The issuer of a bond has to repay the nominal amount for that bond on the maturity date. After this date, as long as all due payments have been made, the issuer will have no further obligations to the bondholders. The length of time until a bond's matures is referred to as its term, tenor, or maturity. These dates can technically be any length of time, but debt securities with a term of less than one year are generally not designated as bonds. Instead, they are designated as money market instruments .


Money market interest rates: Interest rates of one-month maturity of German banks from 1967 to 2003.

Most bonds have a term of up to 30 years. That being said, bonds have been issued with terms of 50 years or more, and historically, issues have arisen where bonds completely lack maturity dates (irredeemables). In the market for United States Treasury securities, there are three categories of bond maturities:

  • Short term (bills): maturities between one to five years (Instruments that mature in less than one year are considered Money Market Instruments)
  • Medium term (notes): maturities between six to twelve years
  • Long term (bonds): maturities greater than twelve years

Because bonds with long maturities necessarily have long durations, the bond prices in these situations are more sensitive to interest rate changes. In other words, the price risk of such bonds is higher. The fair price of a "straight bond," a bond with no embedded options, is usually determined by discounting its expected cash flows at the appropriate discount rate. Although this present value relationship reflects the theoretical approach to determining the value of a bond, in practice, the price is (usually) determined with reference to other, more liquid instruments.

In general, coupon and par value being equal, a bond with a short time to maturity will trade at a higher value than one with a longer time to maturity. This is because the par value is discounted at a higher rate further into the future.

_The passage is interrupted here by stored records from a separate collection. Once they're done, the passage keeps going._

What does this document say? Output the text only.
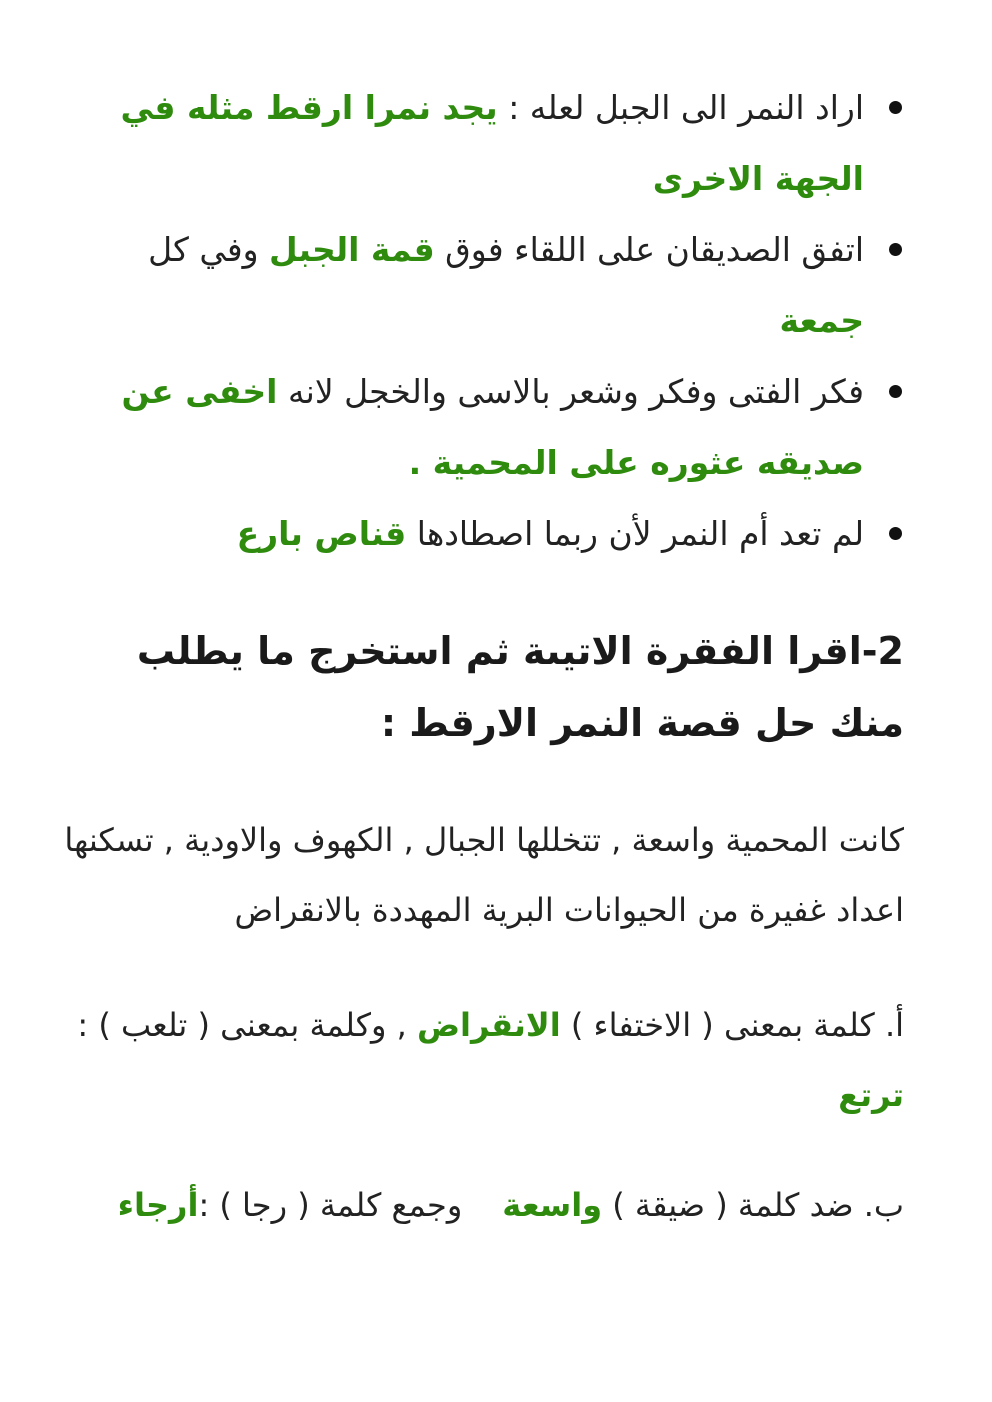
اراد النمر الى الجبل لعله : يجد نمرا ارقط مثله في الجهة الاخرى
اتفق الصديقان على اللقاء فوق قمة الجبل وفي كل جمعة
فكر الفتى وفكر وشعر بالاسى والخجل لانه اخفى عن صديقه عثوره على المحمية .
لم تعد أم النمر لأن ربما اصطادها قناص بارع
2-اقرا الفقرة الاتيىة ثم استخرج ما يطلب منك حل قصة النمر الارقط :

كانت المحمية واسعة , تتخللها الجبال , الكهوف والاودية , تسكنها اعداد غفيرة من الحيوانات البرية المهددة بالانقراض

أ. كلمة بمعنى ( الاختفاء ) الانقراض , وكلمة بمعنى ( تلعب ) : ترتع

ب. ضد كلمة ( ضيقة ) واسعةوجمع كلمة ( رجا ) :أرجاء
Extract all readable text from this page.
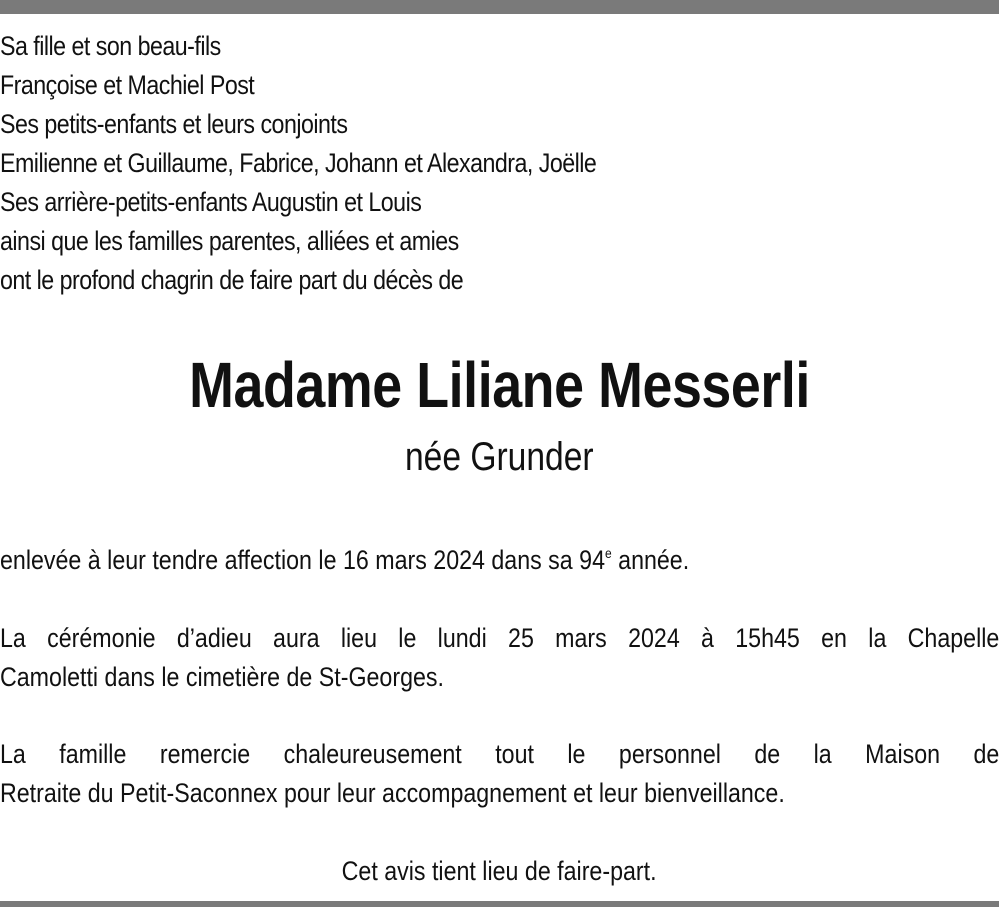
Sa fille et son beau-fils
Françoise et Machiel Post
Ses petits-enfants et leurs conjoints
Emilienne et Guillaume, Fabrice, Johann et Alexandra, Joëlle
Ses arrière-petits-enfants Augustin et Louis
ainsi que les familles parentes, alliées et amies
ont le profond chagrin de faire part du décès de
Madame Liliane Messerli
née Grunder

enlevée à leur tendre affection le 16 mars 2024 dans sa 94e année.

La cérémonie d’adieu aura lieu le lundi 25 mars 2024 à 15h45 en la Chapelle
Camoletti dans le cimetière de St-Georges.
La famille remercie chaleureusement tout le personnel de la Maison de
Retraite du Petit-Saconnex pour leur accompagnement et leur bienveillance.
Cet avis tient lieu de faire-part.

Finally, it is important to recognize that future interest rates are uncertain, and that the discount rate is not adequately represented by a single fixed number (this would be the case if an option was written on the bond in question) stochastic calculus may be employed. Where the market price of a bond is less than its face value (par value), the bond is selling at a discount. Conversely, if the market price of bond is greater than its face value, the bond is selling at a premium.